In this stunning novel a middle-aged man comes to terms with his father's death - and with his life. Told in five hundred brief entries, the complexity of this searing story moves back and forth between the past and the present, between an abusive childhood and an adult understanding.
Shot through with humour and insight that will resonate with anyone who has a complicated parental relationship, Big Ray is a staggering family story - at once brutal and tender, unusual and unsettling.
PUBLISHERS WEEKLY
Kimball's novel starts with death, but what's really sad is the life the dead man Big Ray, the narrator's father lived. Unhappy child of unhappy parents, Ray becomes an abuser who eats himself to 500 pounds. His wife gone, children grown, Ray's body is found only when his apartment manager comes looking for the rent; as his son says, "I'm glad my father didn't die at the beginning of the month. I don't know how long it would have been before somebody found him." This stark depiction of the wages of isolation is typical of the book, which Kimball (Us) tells in 500 brief snippets that refuse to add sentiment or excuse to the difficult facts the narrator feels compelled to relate.
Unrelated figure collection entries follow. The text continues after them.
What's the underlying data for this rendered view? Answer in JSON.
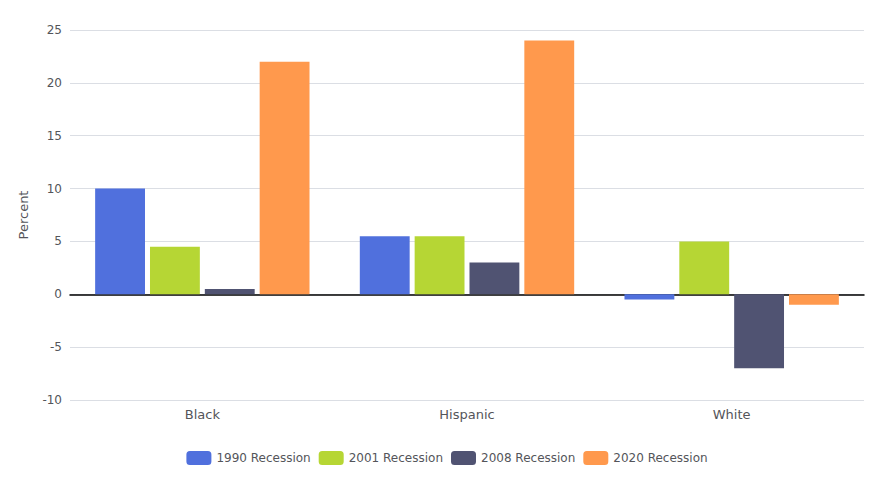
{
  "chart_data": {
    "type": "bar",
    "categories": [
      "Black",
      "Hispanic",
      "White"
    ],
    "series": [
      {
        "name": "1990 Recession",
        "values": [
          10,
          5.5,
          -0.5
        ]
      },
      {
        "name": "2001 Recession",
        "values": [
          4.5,
          5.5,
          5
        ]
      },
      {
        "name": "2008 Recession",
        "values": [
          0.5,
          3,
          -7
        ]
      },
      {
        "name": "2020 Recession",
        "values": [
          22,
          24,
          -1
        ]
      }
    ],
    "ylabel": "Percent",
    "ylim": [
      -10,
      25
    ],
    "yticks": [
      -10,
      -5,
      0,
      5,
      10,
      15,
      20,
      25
    ],
    "grid": true,
    "legend": "bottom"
  }
}
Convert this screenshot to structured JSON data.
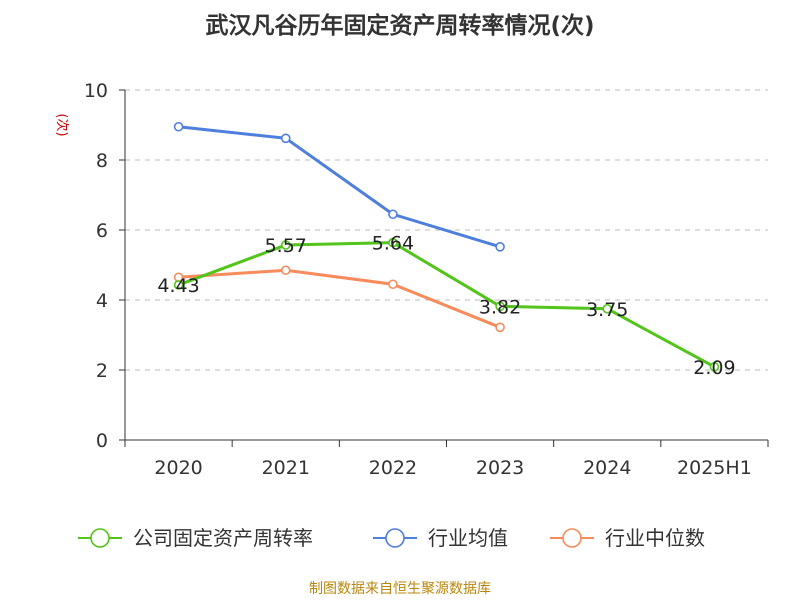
{
  "chart_data": {
    "type": "line",
    "title": "武汉凡谷历年固定资产周转率情况(次)",
    "ylabel": "(次)",
    "xlabel": "",
    "categories": [
      "2020",
      "2021",
      "2022",
      "2023",
      "2024",
      "2025H1"
    ],
    "ylim": [
      0,
      10
    ],
    "yticks": [
      0,
      2,
      4,
      6,
      8,
      10
    ],
    "grid": true,
    "legend_position": "bottom",
    "series": [
      {
        "name": "公司固定资产周转率",
        "color": "#52c41a",
        "values": [
          4.43,
          5.57,
          5.64,
          3.82,
          3.75,
          2.09
        ],
        "labels": [
          "4.43",
          "5.57",
          "5.64",
          "3.82",
          "3.75",
          "2.09"
        ]
      },
      {
        "name": "行业均值",
        "color": "#4e7fde",
        "values": [
          8.95,
          8.62,
          6.45,
          5.52,
          null,
          null
        ]
      },
      {
        "name": "行业中位数",
        "color": "#f78b5b",
        "values": [
          4.65,
          4.85,
          4.45,
          3.22,
          null,
          null
        ]
      }
    ]
  },
  "source_note": "制图数据来自恒生聚源数据库"
}
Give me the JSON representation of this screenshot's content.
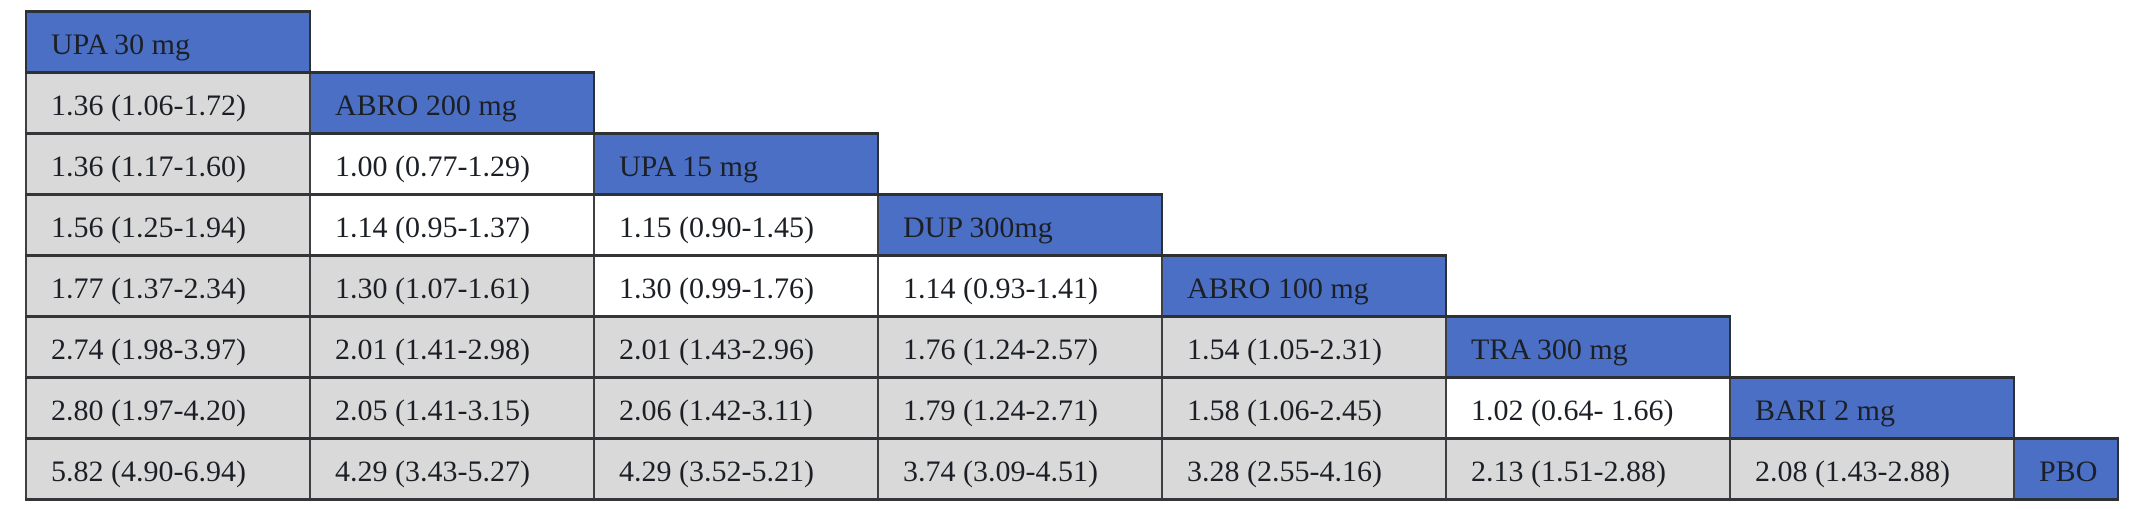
{
  "page": {
    "background": "#FFFFFF"
  },
  "colors": {
    "header_blue": "#4A6FC5",
    "shaded_cell_gray": "#D9D9D9",
    "unshaded_cell_white": "#FFFFFF",
    "border_dark": "#333538",
    "value_text": "#1C2026",
    "header_text": "#FFFFFF"
  },
  "chart_data": {
    "type": "table",
    "subtype": "network-meta-analysis-league-table",
    "diagonal_treatments": [
      "UPA 30 mg",
      "ABRO 200 mg",
      "UPA 15 mg",
      "DUP 300mg",
      "ABRO 100 mg",
      "TRA 300 mg",
      "BARI 2 mg",
      "PBO"
    ],
    "shading_meaning": "shaded=true rendered gray, shaded=false rendered white",
    "rows": [
      {
        "treatment": "UPA 30 mg",
        "comparisons": []
      },
      {
        "treatment": "ABRO 200 mg",
        "comparisons": [
          {
            "value": "1.36 (1.06-1.72)",
            "shaded": true
          }
        ]
      },
      {
        "treatment": "UPA 15 mg",
        "comparisons": [
          {
            "value": "1.36 (1.17-1.60)",
            "shaded": true
          },
          {
            "value": "1.00 (0.77-1.29)",
            "shaded": false
          }
        ]
      },
      {
        "treatment": "DUP 300mg",
        "comparisons": [
          {
            "value": "1.56 (1.25-1.94)",
            "shaded": true
          },
          {
            "value": "1.14 (0.95-1.37)",
            "shaded": false
          },
          {
            "value": "1.15 (0.90-1.45)",
            "shaded": false
          }
        ]
      },
      {
        "treatment": "ABRO 100 mg",
        "comparisons": [
          {
            "value": "1.77 (1.37-2.34)",
            "shaded": true
          },
          {
            "value": "1.30 (1.07-1.61)",
            "shaded": true
          },
          {
            "value": "1.30 (0.99-1.76)",
            "shaded": false
          },
          {
            "value": "1.14 (0.93-1.41)",
            "shaded": false
          }
        ]
      },
      {
        "treatment": "TRA 300 mg",
        "comparisons": [
          {
            "value": "2.74 (1.98-3.97)",
            "shaded": true
          },
          {
            "value": "2.01 (1.41-2.98)",
            "shaded": true
          },
          {
            "value": "2.01 (1.43-2.96)",
            "shaded": true
          },
          {
            "value": "1.76 (1.24-2.57)",
            "shaded": true
          },
          {
            "value": "1.54 (1.05-2.31)",
            "shaded": true
          }
        ]
      },
      {
        "treatment": "BARI 2 mg",
        "comparisons": [
          {
            "value": "2.80 (1.97-4.20)",
            "shaded": true
          },
          {
            "value": "2.05 (1.41-3.15)",
            "shaded": true
          },
          {
            "value": "2.06 (1.42-3.11)",
            "shaded": true
          },
          {
            "value": "1.79 (1.24-2.71)",
            "shaded": true
          },
          {
            "value": "1.58 (1.06-2.45)",
            "shaded": true
          },
          {
            "value": "1.02 (0.64- 1.66)",
            "shaded": false
          }
        ]
      },
      {
        "treatment": "PBO",
        "comparisons": [
          {
            "value": "5.82 (4.90-6.94)",
            "shaded": true
          },
          {
            "value": "4.29 (3.43-5.27)",
            "shaded": true
          },
          {
            "value": "4.29 (3.52-5.21)",
            "shaded": true
          },
          {
            "value": "3.74 (3.09-4.51)",
            "shaded": true
          },
          {
            "value": "3.28 (2.55-4.16)",
            "shaded": true
          },
          {
            "value": "2.13 (1.51-2.88)",
            "shaded": true
          },
          {
            "value": "2.08 (1.43-2.88)",
            "shaded": true
          }
        ]
      }
    ]
  }
}
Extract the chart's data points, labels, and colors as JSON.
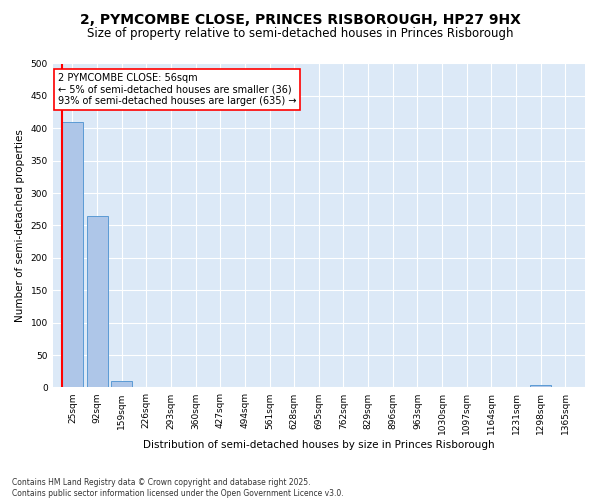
{
  "title": "2, PYMCOMBE CLOSE, PRINCES RISBOROUGH, HP27 9HX",
  "subtitle": "Size of property relative to semi-detached houses in Princes Risborough",
  "xlabel": "Distribution of semi-detached houses by size in Princes Risborough",
  "ylabel": "Number of semi-detached properties",
  "categories": [
    "25sqm",
    "92sqm",
    "159sqm",
    "226sqm",
    "293sqm",
    "360sqm",
    "427sqm",
    "494sqm",
    "561sqm",
    "628sqm",
    "695sqm",
    "762sqm",
    "829sqm",
    "896sqm",
    "963sqm",
    "1030sqm",
    "1097sqm",
    "1164sqm",
    "1231sqm",
    "1298sqm",
    "1365sqm"
  ],
  "values": [
    410,
    265,
    10,
    0,
    0,
    0,
    0,
    0,
    0,
    0,
    0,
    0,
    0,
    0,
    0,
    0,
    0,
    0,
    0,
    4,
    0
  ],
  "bar_color": "#aec6e8",
  "bar_edge_color": "#5b9bd5",
  "annotation_title": "2 PYMCOMBE CLOSE: 56sqm",
  "annotation_line1": "← 5% of semi-detached houses are smaller (36)",
  "annotation_line2": "93% of semi-detached houses are larger (635) →",
  "ylim": [
    0,
    500
  ],
  "yticks": [
    0,
    50,
    100,
    150,
    200,
    250,
    300,
    350,
    400,
    450,
    500
  ],
  "plot_bg_color": "#dce9f7",
  "footer1": "Contains HM Land Registry data © Crown copyright and database right 2025.",
  "footer2": "Contains public sector information licensed under the Open Government Licence v3.0.",
  "title_fontsize": 10,
  "subtitle_fontsize": 8.5,
  "annotation_fontsize": 7,
  "ylabel_fontsize": 7.5,
  "xlabel_fontsize": 7.5,
  "tick_fontsize": 6.5,
  "footer_fontsize": 5.5
}
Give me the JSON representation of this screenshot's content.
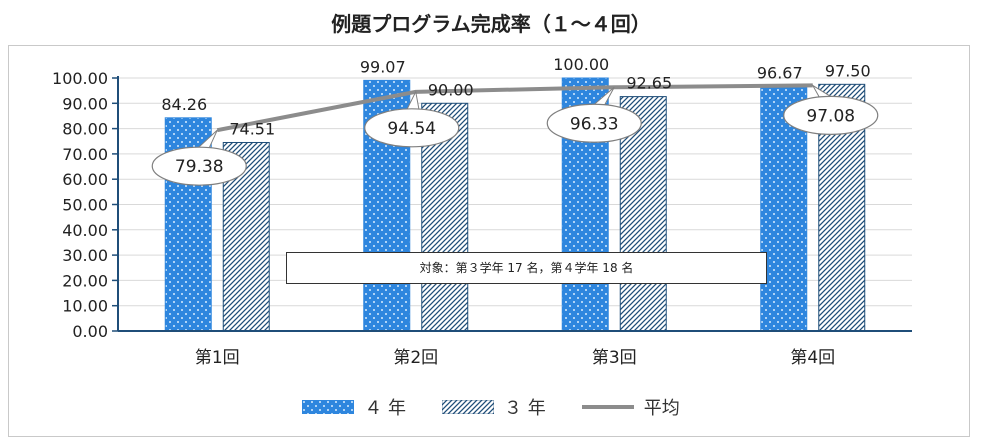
{
  "chart_data": {
    "type": "bar",
    "title": "例題プログラム完成率（１～４回）",
    "categories": [
      "第1回",
      "第2回",
      "第3回",
      "第4回"
    ],
    "series": [
      {
        "name": "４ 年",
        "type": "bar",
        "values": [
          84.26,
          99.07,
          100.0,
          96.67
        ],
        "value_labels": [
          "84.26",
          "99.07",
          "100.00",
          "96.67"
        ],
        "color": "#2e86de"
      },
      {
        "name": "３ 年",
        "type": "bar",
        "values": [
          74.51,
          90.0,
          92.65,
          97.5
        ],
        "value_labels": [
          "74.51",
          "90.00",
          "92.65",
          "97.50"
        ],
        "color": "#1f4e79"
      },
      {
        "name": "平均",
        "type": "line",
        "values": [
          79.38,
          94.54,
          96.33,
          97.08
        ],
        "value_labels": [
          "79.38",
          "94.54",
          "96.33",
          "97.08"
        ],
        "color": "#8c8c8c"
      }
    ],
    "ylim": [
      0,
      100
    ],
    "yticks": [
      "0.00",
      "10.00",
      "20.00",
      "30.00",
      "40.00",
      "50.00",
      "60.00",
      "70.00",
      "80.00",
      "90.00",
      "100.00"
    ],
    "grid": true,
    "legend_position": "bottom",
    "annotation": "対象：第３学年 17 名，第４学年 18 名"
  }
}
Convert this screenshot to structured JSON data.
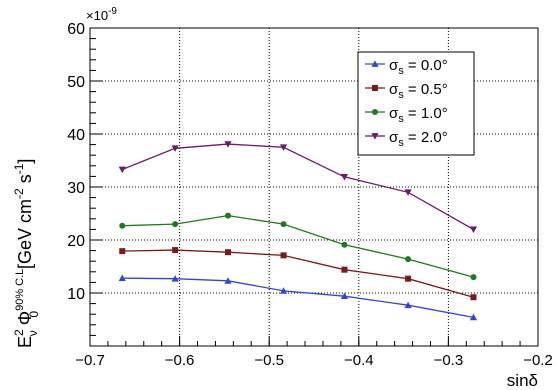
{
  "chart_data": {
    "type": "line",
    "title": "",
    "xlabel": "sinδ",
    "ylabel": "E²ν Φ₀^(90% C.L.) [GeV cm⁻² s⁻¹]",
    "ylabel_parts": {
      "E": "E",
      "nu": "ν",
      "sq": "2",
      "phi": "Φ",
      "zero": "0",
      "cl": "90% C.L.",
      "units": "[GeV cm",
      "cm_exp": "-2",
      "s": " s",
      "s_exp": "-1",
      "close": "]"
    },
    "y_exponent_label": "×10",
    "y_exponent_power": "-9",
    "xlim": [
      -0.7,
      -0.2
    ],
    "ylim": [
      0,
      60
    ],
    "x_ticks": [
      -0.7,
      -0.6,
      -0.5,
      -0.4,
      -0.3,
      -0.2
    ],
    "x_tick_labels": [
      "−0.7",
      "−0.6",
      "−0.5",
      "−0.4",
      "−0.3",
      "−0.2"
    ],
    "y_ticks": [
      10,
      20,
      30,
      40,
      50,
      60
    ],
    "y_tick_labels": [
      "10",
      "20",
      "30",
      "40",
      "50",
      "60"
    ],
    "grid": true,
    "legend_position": "top-right",
    "x": [
      -0.664,
      -0.605,
      -0.546,
      -0.484,
      -0.416,
      -0.345,
      -0.272
    ],
    "series": [
      {
        "name": "σs = 0.0°",
        "label_main": "σ",
        "label_sub": "s",
        "label_rest": " = 0.0°",
        "color": "#3344dd",
        "marker": "triangle-up",
        "values": [
          12.8,
          12.7,
          12.3,
          10.4,
          9.4,
          7.7,
          5.4
        ]
      },
      {
        "name": "σs = 0.5°",
        "label_main": "σ",
        "label_sub": "s",
        "label_rest": " = 0.5°",
        "color": "#7a1a1a",
        "marker": "square",
        "values": [
          17.9,
          18.1,
          17.7,
          17.1,
          14.4,
          12.7,
          9.2
        ]
      },
      {
        "name": "σs = 1.0°",
        "label_main": "σ",
        "label_sub": "s",
        "label_rest": " = 1.0°",
        "color": "#1e7a1e",
        "marker": "circle",
        "values": [
          22.7,
          23.0,
          24.6,
          23.0,
          19.1,
          16.4,
          13.0
        ]
      },
      {
        "name": "σs = 2.0°",
        "label_main": "σ",
        "label_sub": "s",
        "label_rest": " = 2.0°",
        "color": "#6a1a6a",
        "marker": "triangle-down",
        "values": [
          33.3,
          37.3,
          38.1,
          37.5,
          31.9,
          29.0,
          22.0
        ]
      }
    ]
  }
}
Facts is a funny word here, as is compelled but the book reads like a memoir, the entirely believable product of a son grappling with the death and life of his father. The narrator talks frankly of his estrangement and efforts to connect, the abuse he suffered and his mixed feelings; the obituary, he notes, listed those who preceded Ray in death and those who survived him. "I'm one of the people who survived," says Big Ray's son. Kimball shows the truth of this, but also its sad, shifting complexity.